Specter was known as an irascible but indomitable force in the Senate, finding himself as the head of the Senate Judiciary Committee in the middle of some of the nation’s most contentious political battles, such as the confirmations hearings of Supreme Court nominees Robert H. Bork and Clarence Thomas and the impeachment of President Bill Clinton.

Specter was considered one of the last moderate centrist Republicans to survive in the Senate, but even with all of his history and accomplishments through three decades in the esteemed body, he saw that he wouldn’t be able to hold onto his Senate seat as a member of the Republican Party in 2009—so he switched parties. But Specter, who started his career as a Democrat but was a Republican for 44 years, lost in the Democratic primary.

Specter was even a vital force as a young lawyer for the Warren Commission and is credited for originating the theory that a lone gunman shot both President John F. Kennedy and Texas Gov. John B. Connally with the same bullet.

 

In a statement issued yesterday, President Obama said, “Arlen Specter was always a fighter.”

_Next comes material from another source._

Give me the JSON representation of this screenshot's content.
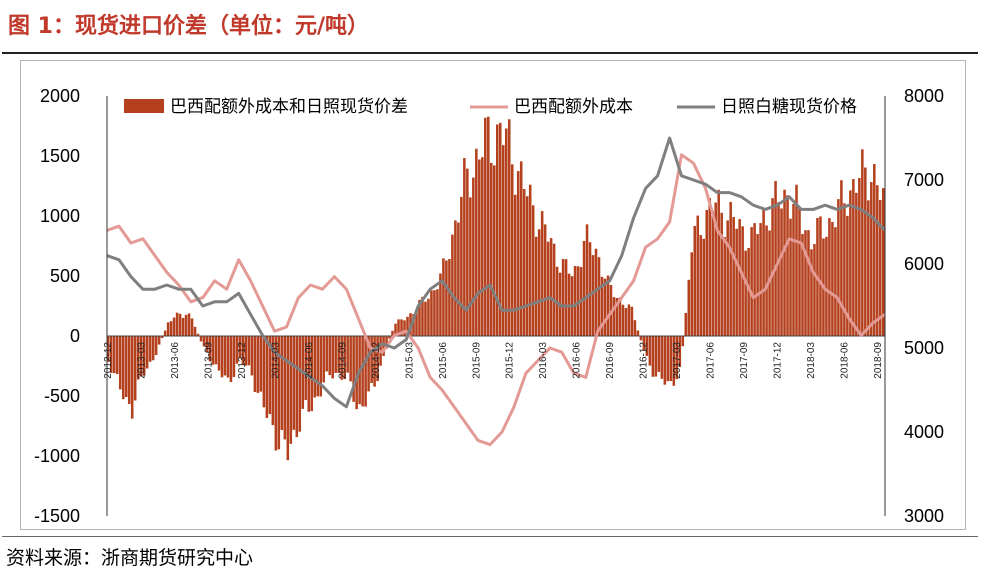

“From his days stamping out corruption as a prosecutor in Philadelphia to his three decades of service in the Senate, Arlen was fiercely independent—never putting party or ideology ahead of the people he was chosen to serve,” the president’s statement continued. “He brought that same toughness and determination to his personal struggles, using his own story to inspire others.”

The president said Specter brought the same determination to beating a brain tumor and heart bypass surgery that he brought to political battles.

“Arlen fought that battle for seven more years with the same resolve he used to fight for stem-cell research funding, veterans health, and countless other issues that will continue to change lives for years to come.  Michelle and I send our thoughts and prayers to Joan and the rest of the Specter family,” the president said.

While his party became more stridently conservative, Specter angered other Republicans by remaining a staunch supporter of Roe v. Wade and an advocate of biomedical and embryonic stem cell research—long before he was diagnosed with cancer.

Specter even ran for president in 1995, but his campaign didn’t survive very long—not helped by Specter’s denunciation of the Christian right as an extremist “fringe.”

Specter, a former prosecutor, could be mean and brash—so much so that he was sometimes called “Snarlin’ Arlen” on Capitol Hill. When well-known conservative Paul Weyrich defended him after Specter was attacked for his harsh questioning of Anita Hill during the Clarence Thomas confirmation hearings, Weyrich told National Review magazine, “Arlen Specter is a jerk, but he’s our jerk.”